Ambassador of Finland to Mexico City
- In office 1970–1972

Head of the Department of Foreign Affairs
- In office 1972–1976

Ambassador of Finland to Buenos Aires
- In office 1976–1983

Ambassador of Finland to Ankara
- In office 1983–1986

Personal details
- Born: 13 April 1923 Suomenlinna, Finland
- Died: 17 January 2011 (aged 87) Helsinki, Finland
- Education: Master of Political Science
- Occupation: Diplomat

= Klaus Castrén =

Finnish diplomat

Klaus Alarik Castrén (13 April 1923, Suomenlinna – 17 January 2011, Helsinki) was a Finnish diplomat, a Master of Political Science by education.

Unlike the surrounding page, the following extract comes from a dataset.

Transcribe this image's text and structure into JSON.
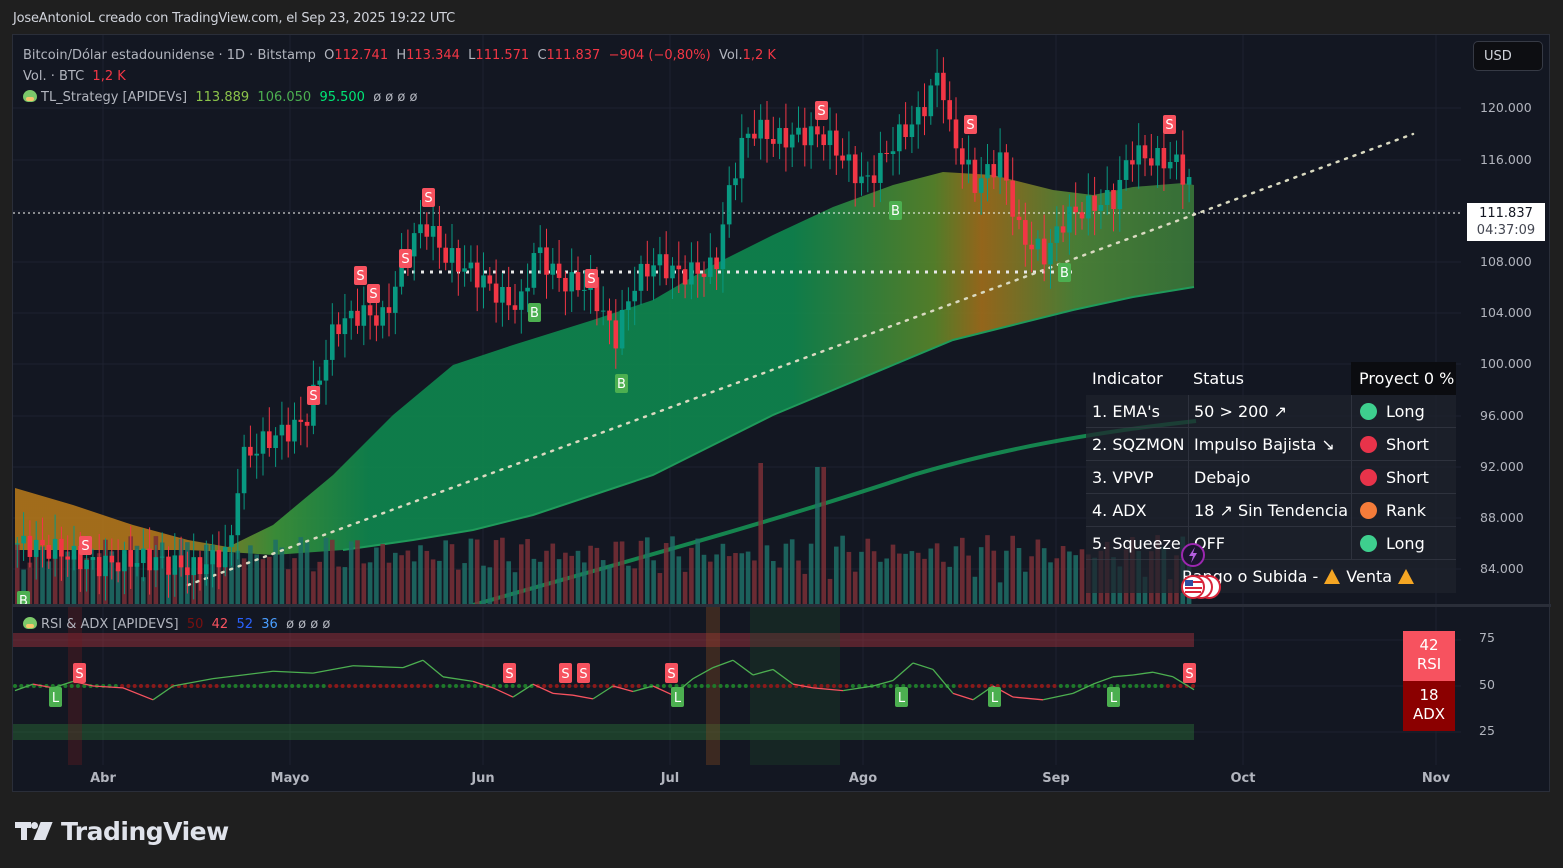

He was the Finnish Ambassador to Mexico City from 1970 to 1972, Head of the Department of Foreign Affairs from 1972 to 1976, Ambassador to Buenos Aires from 1976 to 1983 and to Ankara from 1983 to 1986.

During his tenure in Argentina Castrén forbade and attempted to hinder any assistance to the victims of the military junta after the 1976 coup d'état, which in part led to the disappearance and death of at least one Finnish citizen, Hanna Hietala, and her family.